Amerykańska agencja prasowa Reuters zwróciła uwagę, że informacje potwierdził Władimir Sołowjow. Czołowy rosyjski propagandysta opublikował w serwisie Telegram nagranie, na którym przedstawiciel Komitetu Śledczego przyznał, że trzeci most został zniszczony przez siły zbrojne Ukrainy.

O zniszczeniu mostu, znajdującego się w pobliżu wsi Karyż, napisał wcześniej także prokremlowski dziennikarz Władimir Romanow. Także znany rosyjski bloger Jurij Podolaka napisał na Telegramie, że "wróg dobił ostatni most na rzece Sejm". Jak dodał, siły rosyjskie korzystają obecnie z przeprawy pontonowej, co – jak stwierdził – "w zupełności wystarczy do prowadzenia skutecznych działań mających na celu odparcie ataków Sił Zbrojnych Ukrainy".

Rozpoznanie takie częściowo podzielił ukraiński portal wojskowy Defense Express. "Obiektywnie rzecz biorąc, dla armii rosyjskiej nie jest wielką trudnością zbudowanie przeprawy pontonowej przez Sejm, której szerokość waha się na tym terenie od 30 do 80 metrów. Inną rzeczą jest to, że przeprawa pontonowa jest wąskim gardłem jakiejkolwiek logistyki" – napisał.

Operacja kurska

Przypomnijmy, że od 6 sierpnia wojska ukraińskie prowadzą operację militarną na terenie Rosji. Według informacji podanych pod koniec tygodnia przez stronę ukraińską, w obwodzie kurskim ich żołnierze kontrolują ponad 80 miejscowości na obszarze 1150 kilometrów kwadratowych na terytorium Rosji.

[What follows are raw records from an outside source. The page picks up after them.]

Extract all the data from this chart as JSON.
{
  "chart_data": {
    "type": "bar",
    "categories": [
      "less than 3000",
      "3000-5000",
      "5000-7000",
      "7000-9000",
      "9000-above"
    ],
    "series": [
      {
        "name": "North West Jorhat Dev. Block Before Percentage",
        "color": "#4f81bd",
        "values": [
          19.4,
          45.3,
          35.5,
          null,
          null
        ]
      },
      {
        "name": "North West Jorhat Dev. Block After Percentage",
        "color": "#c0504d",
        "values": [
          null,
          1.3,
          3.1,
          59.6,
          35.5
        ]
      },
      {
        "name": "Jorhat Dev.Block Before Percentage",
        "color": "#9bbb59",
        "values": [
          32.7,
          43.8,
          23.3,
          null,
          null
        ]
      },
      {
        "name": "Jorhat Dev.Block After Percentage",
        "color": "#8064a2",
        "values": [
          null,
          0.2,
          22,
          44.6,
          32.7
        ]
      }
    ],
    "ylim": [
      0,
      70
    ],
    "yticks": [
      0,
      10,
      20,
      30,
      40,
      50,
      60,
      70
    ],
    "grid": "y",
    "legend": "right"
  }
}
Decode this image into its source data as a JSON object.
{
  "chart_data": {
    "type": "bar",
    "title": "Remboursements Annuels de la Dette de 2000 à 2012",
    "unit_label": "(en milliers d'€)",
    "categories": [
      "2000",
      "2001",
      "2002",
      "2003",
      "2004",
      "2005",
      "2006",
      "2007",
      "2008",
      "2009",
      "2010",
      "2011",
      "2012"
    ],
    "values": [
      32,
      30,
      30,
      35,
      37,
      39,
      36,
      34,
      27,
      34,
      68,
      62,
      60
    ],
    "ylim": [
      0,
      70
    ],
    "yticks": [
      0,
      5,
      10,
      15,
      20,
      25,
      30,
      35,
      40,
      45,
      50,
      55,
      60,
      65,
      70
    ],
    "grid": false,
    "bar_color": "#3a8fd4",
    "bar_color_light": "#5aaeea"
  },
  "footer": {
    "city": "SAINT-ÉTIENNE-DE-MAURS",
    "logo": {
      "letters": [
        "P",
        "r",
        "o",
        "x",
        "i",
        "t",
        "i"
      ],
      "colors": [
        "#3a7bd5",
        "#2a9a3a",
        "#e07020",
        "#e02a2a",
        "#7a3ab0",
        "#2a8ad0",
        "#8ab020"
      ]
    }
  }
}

Oprócz efektu propagandowego, uderzającego w Kreml, ukraińska operacja wymusiła zmianę lokacji części wojsk rosyjskich, a więc osłabienie ich na innych niektórych innych kierunkach.

Część analityków wojskowych podaje, że w niektórych miejscach Ukraińcy zaczęli się okopywać, co skomplikuje prawdopodobne rosyjskie kontruderzenie. Gdyby pozycje wojsk ukraińskich udało się oprzeć o naturalne bariery, takie jak rzeka, Rosjanom może być jeszcze ciężej.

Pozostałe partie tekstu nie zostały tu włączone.